Lines: 1 lines, 0 ignored, 1 matched, 0 missed
[processed in 0.02 sec]

But fail2ban wasn't able to block (or even detect) any ips after testing with a few failed login activities. I tried to test the entire log file using fail2ban-regex and it was able to match all of the failed login lines.

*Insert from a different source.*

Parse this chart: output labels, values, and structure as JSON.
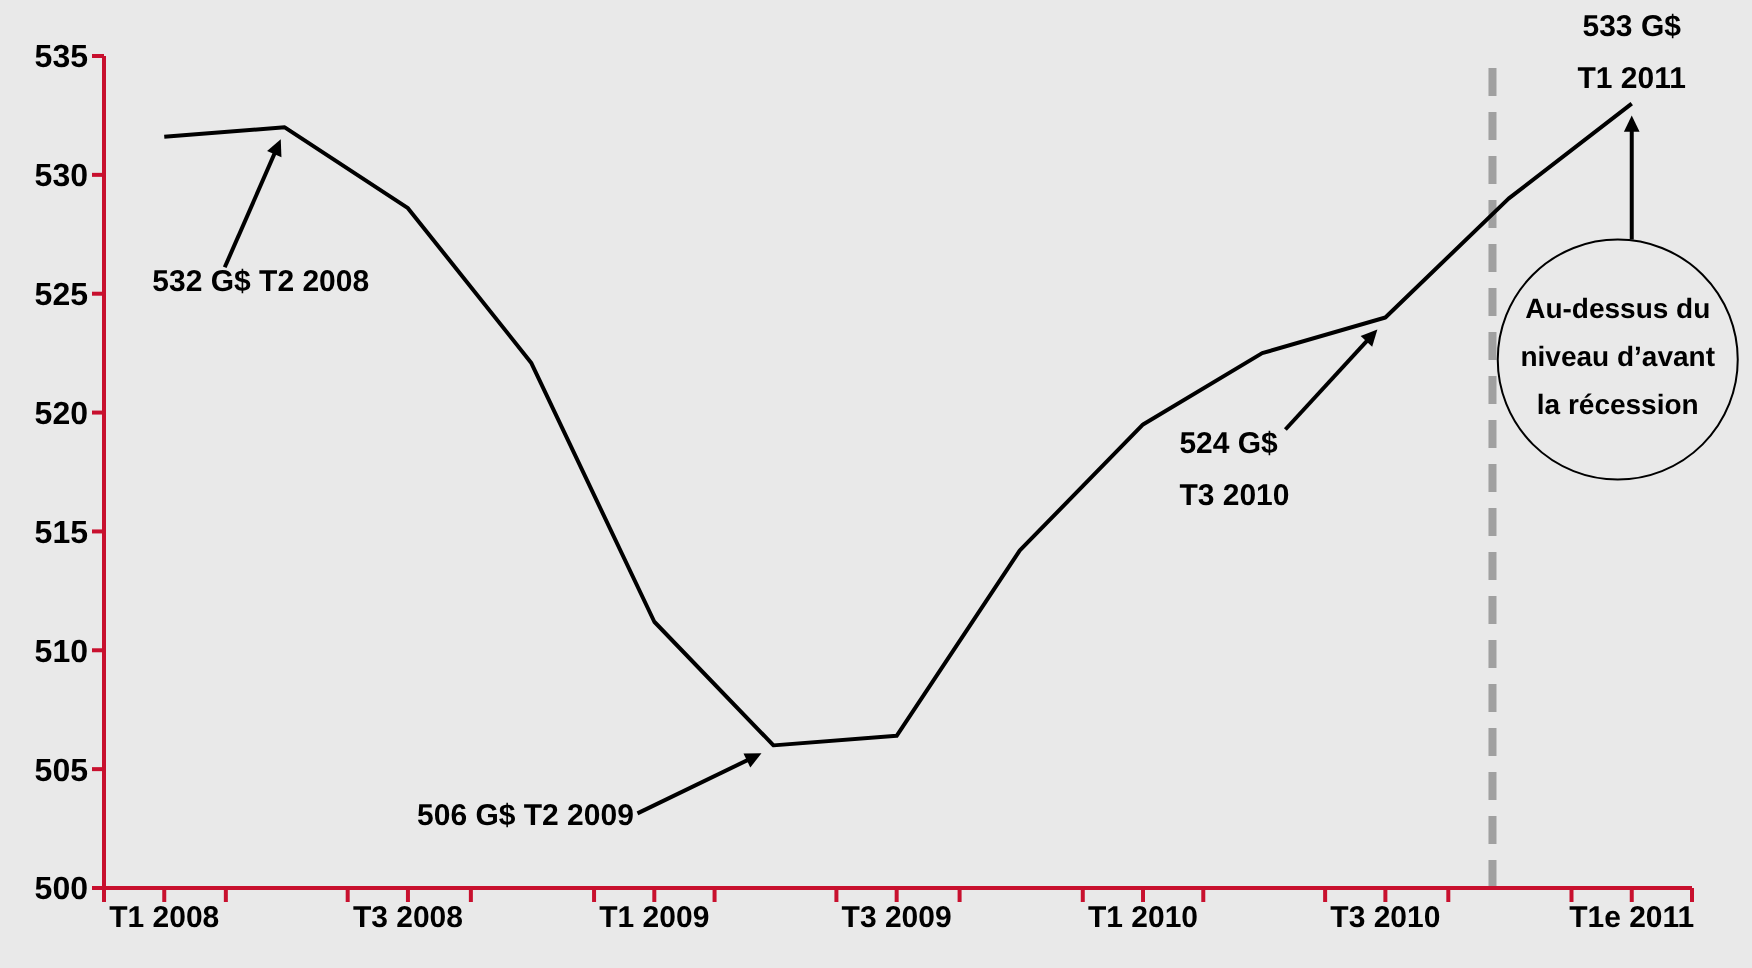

Am I missing out something in the regex?

Edit

Here are my configurations

filter file:

root@instance-20211110-1842:/etc/fail2ban/filter.d# cat komga-docker.conf
[Definition]

failreges = ^.* ip=<HOST>,.*Bad credentials.*$
ignoreregex =

jail.local file:

[komga-docker]

enabled = true
port = https
filter = komga-docker
backend = auto
logpath = /var/lib/docker/containers/5771f221d554c312f865680a8d9e47ad06a7f16809b6b43674e67c40fdf0c869/5771f221d554c312f865680a8d9e47ad06a7f16809b6b43674e67c40fdf0c869-json.log
bantime = 7d
maxretry = 2

[chenghui-lee]

Ok, I found the problem.

There was a typo in the filter file, failregex not failreges.